Morgan berdebar-debar. Dia langsung pergi dengan tergesa-gesa. Lalu masuk ke ruang monitor. Dia meminta petugas di dalam untuk memutar rekaman cctv pada jam larut malam sehari lalu.

Morgan menatap layar komputer itu dengan tajam. Memperhatikan dengan cermat setiap orang yang berlalu lalang di bangsal rumah sakit tempat ibunya dirawat.

"Stop!" perintah Morgan tiba-tiba. "Coba ulangi beberapa detik lalu."

Rekaman memperlihatkan seorang wanita tinggi dengan rambut pendek membuka pintu kamar rawat. Persis yang dikatakan perawat tadi, wanita itu membawa buket bunga. "Bisa kau perbesar layarnya?" tanya Morgan meminta dengan sopan. Kemudian tampilan layar diperbesar oleh petugas.

Morgan menyipitkan mata. Dia merasa janggal pada wanita itu. Namun karena posisinya membelakangi cctv, membuat dia hanya bisa melihat bagian belakang tubuhnya. "Apa tidak ada cctv dari arah berlawanan?" tanya Morgan.

"Tidak ada. Cctv di bangsal itu hanya ada satu. Kenapa dokter?" tanya petugas itu.

Morgan menarik napas dalam. Dia kemudian melangkah pergi dengan rasa penasaran di dalam benaknya. Memikirkan sekali lagi sosok wanita itu dan mencoba mengingat-ingat apakah dia mengenalnya atau tidak. Tapi, Morgan sadar bahwa dia tidak pernah dekat dengan wanita mana pun kecuali sebatas teman kerja.
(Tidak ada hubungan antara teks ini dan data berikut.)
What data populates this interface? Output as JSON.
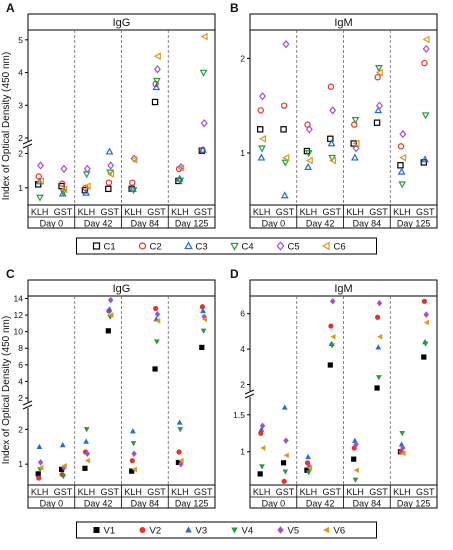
{
  "figure": {
    "y_axis_label": "Index of Optical Density (450 nm)",
    "legend_top": [
      "C1",
      "C2",
      "C3",
      "C4",
      "C5",
      "C6"
    ],
    "legend_bottom": [
      "V1",
      "V2",
      "V3",
      "V4",
      "V5",
      "V6"
    ]
  },
  "chart_data": [
    {
      "type": "scatter",
      "panel_letter": "A",
      "title": "IgG",
      "ylabel": "Index of Optical Density (450 nm)",
      "group_labels": [
        "Day 0",
        "Day 42",
        "Day 84",
        "Day 125"
      ],
      "category_labels": [
        "KLH",
        "GST"
      ],
      "lower_ylim": [
        0.5,
        2.1
      ],
      "upper_ylim": [
        2.0,
        5.3
      ],
      "lower_ticks": [
        1,
        2
      ],
      "upper_ticks": [
        2,
        3,
        4,
        5
      ],
      "series": [
        {
          "name": "C1",
          "values": [
            [
              1.1,
              1.05
            ],
            [
              0.93,
              0.97
            ],
            [
              0.97,
              3.1
            ],
            [
              1.2,
              2.08
            ]
          ]
        },
        {
          "name": "C2",
          "values": [
            [
              1.33,
              1.12
            ],
            [
              1.0,
              1.15
            ],
            [
              1.15,
              3.65
            ],
            [
              1.55,
              2.1
            ]
          ]
        },
        {
          "name": "C3",
          "values": [
            [
              1.18,
              0.83
            ],
            [
              0.85,
              2.05
            ],
            [
              0.96,
              3.55
            ],
            [
              1.26,
              2.1
            ]
          ]
        },
        {
          "name": "C4",
          "values": [
            [
              0.72,
              0.88
            ],
            [
              1.4,
              1.45
            ],
            [
              0.94,
              3.75
            ],
            [
              1.22,
              4.0
            ]
          ]
        },
        {
          "name": "C5",
          "values": [
            [
              1.65,
              1.55
            ],
            [
              1.55,
              1.65
            ],
            [
              1.85,
              4.1
            ],
            [
              1.6,
              2.45
            ]
          ]
        },
        {
          "name": "C6",
          "values": [
            [
              1.2,
              0.95
            ],
            [
              1.05,
              1.4
            ],
            [
              1.82,
              4.5
            ],
            [
              1.58,
              5.1
            ]
          ]
        }
      ]
    },
    {
      "type": "scatter",
      "panel_letter": "B",
      "title": "IgM",
      "ylabel": "",
      "group_labels": [
        "Day 0",
        "Day 42",
        "Day 84",
        "Day 125"
      ],
      "category_labels": [
        "KLH",
        "GST"
      ],
      "lower_ylim": [
        0.45,
        2.3
      ],
      "upper_ylim": [],
      "lower_ticks": [
        1,
        2
      ],
      "upper_ticks": [],
      "series": [
        {
          "name": "C1",
          "values": [
            [
              1.25,
              1.25
            ],
            [
              1.02,
              1.15
            ],
            [
              1.1,
              1.32
            ],
            [
              0.87,
              0.9
            ]
          ]
        },
        {
          "name": "C2",
          "values": [
            [
              1.45,
              1.5
            ],
            [
              1.3,
              1.7
            ],
            [
              1.3,
              1.8
            ],
            [
              1.07,
              1.95
            ]
          ]
        },
        {
          "name": "C3",
          "values": [
            [
              0.95,
              0.55
            ],
            [
              0.85,
              1.1
            ],
            [
              0.95,
              1.45
            ],
            [
              0.8,
              0.93
            ]
          ]
        },
        {
          "name": "C4",
          "values": [
            [
              1.05,
              0.9
            ],
            [
              1.0,
              0.95
            ],
            [
              1.35,
              1.9
            ],
            [
              0.67,
              1.4
            ]
          ]
        },
        {
          "name": "C5",
          "values": [
            [
              1.6,
              2.15
            ],
            [
              1.25,
              1.45
            ],
            [
              1.05,
              1.5
            ],
            [
              1.2,
              2.1
            ]
          ]
        },
        {
          "name": "C6",
          "values": [
            [
              1.15,
              0.95
            ],
            [
              0.92,
              0.92
            ],
            [
              1.1,
              1.85
            ],
            [
              0.95,
              2.2
            ]
          ]
        }
      ]
    },
    {
      "type": "scatter",
      "panel_letter": "C",
      "title": "IgG",
      "ylabel": "Index of Optical Density (450 nm)",
      "group_labels": [
        "Day 0",
        "Day 42",
        "Day 84",
        "Day 125"
      ],
      "category_labels": [
        "KLH",
        "GST"
      ],
      "lower_ylim": [
        0.4,
        2.5
      ],
      "upper_ylim": [
        2.0,
        14.3
      ],
      "lower_ticks": [
        1,
        2
      ],
      "upper_ticks": [
        2,
        4,
        6,
        8,
        10,
        12,
        14
      ],
      "series": [
        {
          "name": "V1",
          "values": [
            [
              0.72,
              0.85
            ],
            [
              0.88,
              10.1
            ],
            [
              0.8,
              5.5
            ],
            [
              1.05,
              8.1
            ]
          ]
        },
        {
          "name": "V2",
          "values": [
            [
              0.6,
              0.7
            ],
            [
              1.35,
              12.5
            ],
            [
              1.1,
              12.8
            ],
            [
              1.35,
              13.0
            ]
          ]
        },
        {
          "name": "V3",
          "values": [
            [
              1.5,
              1.55
            ],
            [
              1.65,
              12.7
            ],
            [
              1.95,
              11.5
            ],
            [
              2.2,
              12.5
            ]
          ]
        },
        {
          "name": "V4",
          "values": [
            [
              0.85,
              0.65
            ],
            [
              2.0,
              11.8
            ],
            [
              1.6,
              8.8
            ],
            [
              2.0,
              10.1
            ]
          ]
        },
        {
          "name": "V5",
          "values": [
            [
              1.05,
              0.9
            ],
            [
              1.3,
              13.8
            ],
            [
              1.3,
              12.1
            ],
            [
              1.0,
              11.8
            ]
          ]
        },
        {
          "name": "V6",
          "values": [
            [
              0.9,
              0.95
            ],
            [
              1.1,
              12.0
            ],
            [
              0.85,
              11.3
            ],
            [
              1.1,
              11.5
            ]
          ]
        }
      ]
    },
    {
      "type": "scatter",
      "panel_letter": "D",
      "title": "IgM",
      "ylabel": "",
      "group_labels": [
        "Day 0",
        "Day 42",
        "Day 84",
        "Day 125"
      ],
      "category_labels": [
        "KLH",
        "GST"
      ],
      "lower_ylim": [
        0.55,
        1.7
      ],
      "upper_ylim": [
        1.8,
        7.0
      ],
      "lower_ticks": [
        1.0,
        1.5
      ],
      "upper_ticks": [
        2,
        4,
        6
      ],
      "series": [
        {
          "name": "V1",
          "values": [
            [
              0.7,
              0.85
            ],
            [
              0.75,
              3.1
            ],
            [
              0.9,
              1.8
            ],
            [
              1.0,
              3.55
            ]
          ]
        },
        {
          "name": "V2",
          "values": [
            [
              1.25,
              0.6
            ],
            [
              0.85,
              5.3
            ],
            [
              1.05,
              5.8
            ],
            [
              1.0,
              6.7
            ]
          ]
        },
        {
          "name": "V3",
          "values": [
            [
              1.3,
              1.6
            ],
            [
              0.93,
              4.3
            ],
            [
              1.15,
              4.1
            ],
            [
              1.1,
              4.4
            ]
          ]
        },
        {
          "name": "V4",
          "values": [
            [
              0.8,
              0.73
            ],
            [
              0.72,
              4.2
            ],
            [
              0.62,
              2.4
            ],
            [
              1.25,
              4.3
            ]
          ]
        },
        {
          "name": "V5",
          "values": [
            [
              1.35,
              1.15
            ],
            [
              0.8,
              6.7
            ],
            [
              1.1,
              6.6
            ],
            [
              1.05,
              5.95
            ]
          ]
        },
        {
          "name": "V6",
          "values": [
            [
              1.05,
              0.95
            ],
            [
              0.78,
              4.7
            ],
            [
              0.75,
              4.7
            ],
            [
              0.98,
              5.5
            ]
          ]
        }
      ]
    }
  ]
}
Lantas siapa wanita yang rajin menjenguk ibunya itu dengan buket bunga tiap tengah malam?

Morgan kembali ke ruang kerjanya. Dia sana sudah duduk Jessica di sofa. "Kenapa kau ke sini?" tanya Morgan.

"Aku datang untuk membawakan bekal makan siang. Tadi pagi kau berangkat terburu-buru tanpa membawa bekal," kata Jessica. "Sekalian menjenguk ibu," tambahnya tersenyum manis.

Morgan menghela napas. Dia tampak lemas dan bingung memikirkan wanita misterius itu. Perasaannya seakan tidak membolehkan dia untuk melupakan wanita misterius tersebut.